Schlechter hingegen läuft es, wenn dem Körper diese notwendigen Ruhephasen nicht zur Verfügung stehen. Folgt einem stressauslösenden Ereignis sofort das nächste, bleibt der Körper in ständiger Alarmbereitschaft. Mit der Zeit gewöhnt sich der Körper daran – und „beschließt“ gewissermaßen, dass diese ständige Alarmbereitschaft von nun an der Normalzustand ist. Er passt sich einem höheren Stressniveau an. Das hat allerdings einen entscheidenden Nachteil: Unser Stressbewältigungssystem ist nicht auf Dauerbetrieb ausgelegt. Welche Folgen wiederkehrender und anhaltender Stress für uns haben kann, veranschaulicht sehr treffend das „Hormontopfmodell“ von Vera F. Birkenbihl. Sie nennt das selbst ein absurdes, doch hilfreiches Denkmodell. Stellen Sie sich vor, das Adrenalin, das Sie während jeder Stressreaktion produzieren (und noch ein paar andere „Kampfhormone“ mehr), sammelt sich in einem Messbecher irgendwo in Ihrer Magengrube. Jeder kleine Stressfaktor lasst den Pegelstand ein wenig weiter anwachsen, größere Stresserlebnisse entsprechend schneller. Das alles ist an sich kein großes Problem, denn es gibt einen Abfluss: Am Boden des Bechers finden sich ein paar kleine Löcher, durch die alle Kampfhormone versickern; langsam, aber stetig. Allerdings gibt es kein Regulierungsventil für die Abflussgeschwindigkeit – die ist fix. Bedenklich wird die Situation deshalb dann, wenn mehr Adrenalin hinzukommt, als unten wieder entweichen kann. Das kann unangenehme Konsequenzen haben.
- Je mehr Adrenalin im Topf ist, desto schlechter wird die Wahrnehmung. Sie bekommen gewissermaßen die getrübte Brille des Pessimisten aufgesetzt, nehmen die Dinge viel negativer wahr, als sie eigentlich sind, und produzieren dann noch mehr Kampfhormone.
- Wenn der Topf dann langsam voll und voller wird, zieht er Sie immer weiter hinab in diesen Strudel. Das Adrenalin blockiert das Denkvermögen – das wurde schon oben bei der Stressreaktion dargestellt.

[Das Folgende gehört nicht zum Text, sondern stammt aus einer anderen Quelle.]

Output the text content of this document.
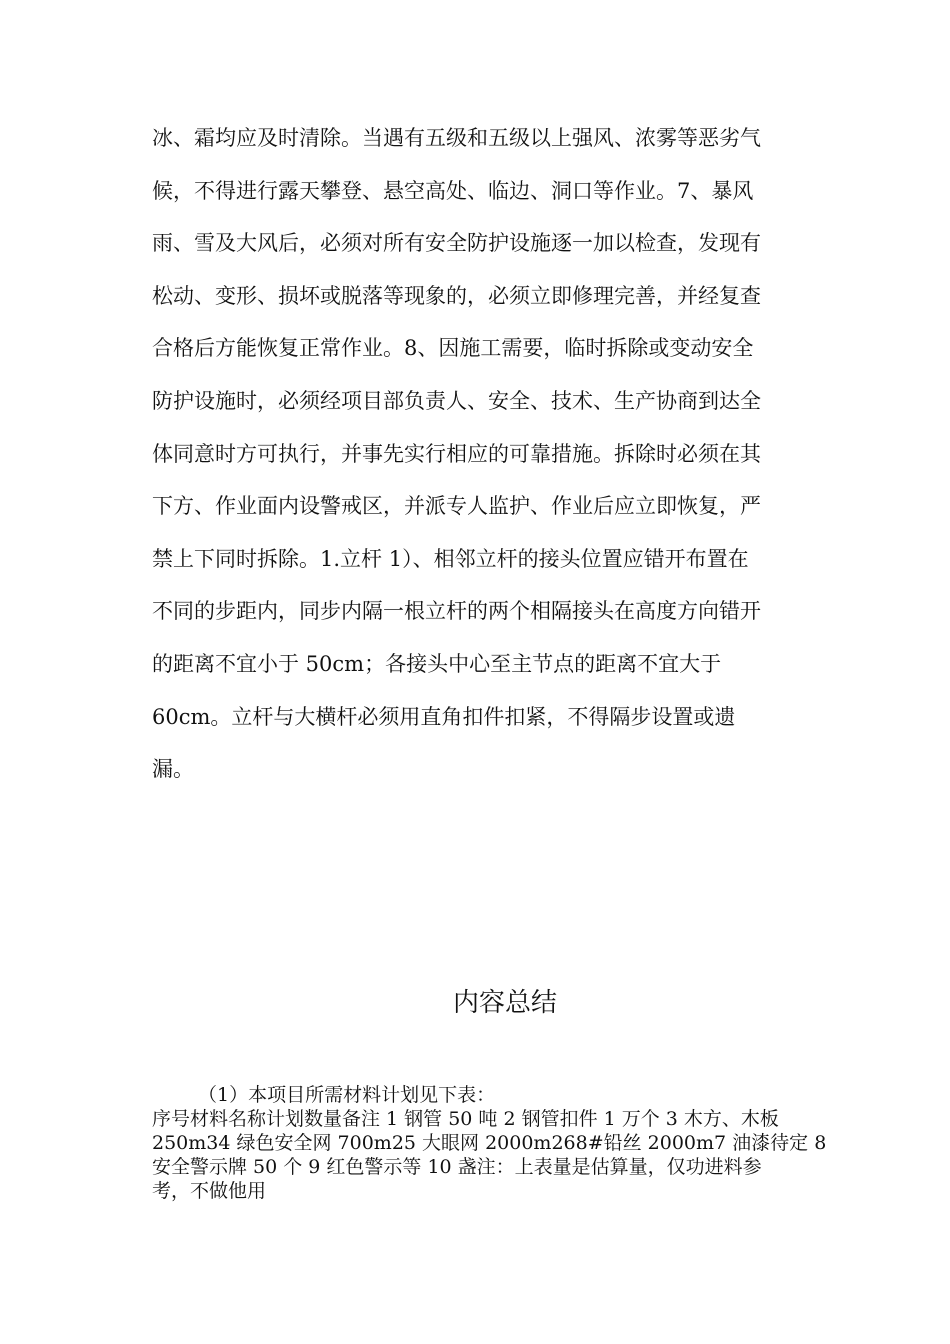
冰、霜均应及时清除。当遇有五级和五级以上强风、浓雾等恶劣气
候，不得进行露天攀登、悬空高处、临边、洞口等作业。7、暴风
雨、雪及大风后，必须对所有安全防护设施逐一加以检查，发现有
松动、变形、损坏或脱落等现象的，必须立即修理完善，并经复查
合格后方能恢复正常作业。8、因施工需要，临时拆除或变动安全
防护设施时，必须经项目部负责人、安全、技术、生产协商到达全
体同意时方可执行，并事先实行相应的可靠措施。拆除时必须在其
下方、作业面内设警戒区，并派专人监护、作业后应立即恢复，严
禁上下同时拆除。1.立杆 1）、相邻立杆的接头位置应错开布置在
不同的步距内，同步内隔一根立杆的两个相隔接头在高度方向错开
的距离不宜小于 50cm；各接头中心至主节点的距离不宜大于
60cm。立杆与大横杆必须用直角扣件扣紧，不得隔步设置或遗
漏。
内容总结
（1）本项目所需材料计划见下表：
序号材料名称计划数量备注 1 钢管 50 吨 2 钢管扣件 1 万个 3 木方、木板
250m34 绿色安全网 700m25 大眼网 2000m268#铅丝 2000m7 油漆待定 8
安全警示牌 50 个 9 红色警示等 10 盏注：上表量是估算量，仅功进料参
考，不做他用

- Mit der Zeit allerdings wird es richtig problematisch, und zwar dann, wenn wir dauerhaft im Stress sind. Denn Dauerstress führt zu „Abnutzungserscheinungen“ im Körper. Er schwächt das Immunsystem, erhöhte Blutdruck- und Blutfettwerte steigern das Risiko für Herzinfarkt und Schlaganfall, auf Dauer sinken Gedächtnis- und Konzentrationsleistung, ganz allgemein nehmen Kreativität und Leistungsfähigkeit ab und die Gefahr von ernsthaften psychischen Erkrankungen, wie depressive Zustände oder Burnout-Syndrom, wächst.
Hilfreiche Anti-Stressstrategien
Es gilt also, dem Stress zu entkommen – aber wie? Gefährlich und destabilisierend ist Dauerstress ja vor allem wegen des erhöhten Adrenalinspiegels, denn er ist es vor allem, der zu typischen Stresskrankheiten wie Herz- oder Magenproblemen führt. Effektives Stressmanagement setzt daher – bildlich gesprochen – an einer Senkung dieses Adrenalinspiegels an – man könnte auch sagen: Es gilt, den Pegelstand im Hormontopf im Auge zu behalten. Drei Strategien haben sich bewährt:
- Stress VERhindern, vor allem durch eine genaue Analyse der Faktoren, die einen immer wieder in Stress bringen. Mit gezielten Maßnahmen, insbesondere einer guten Planung, lassen sich diese Faktoren zumindest teilweise vermeiden.
- Stress VERbrennen durch körperliche Aktivität, insbesondere Sport.
- Stress VERdünnen durch Aktivierung des körpereigenen Belohnungssystems.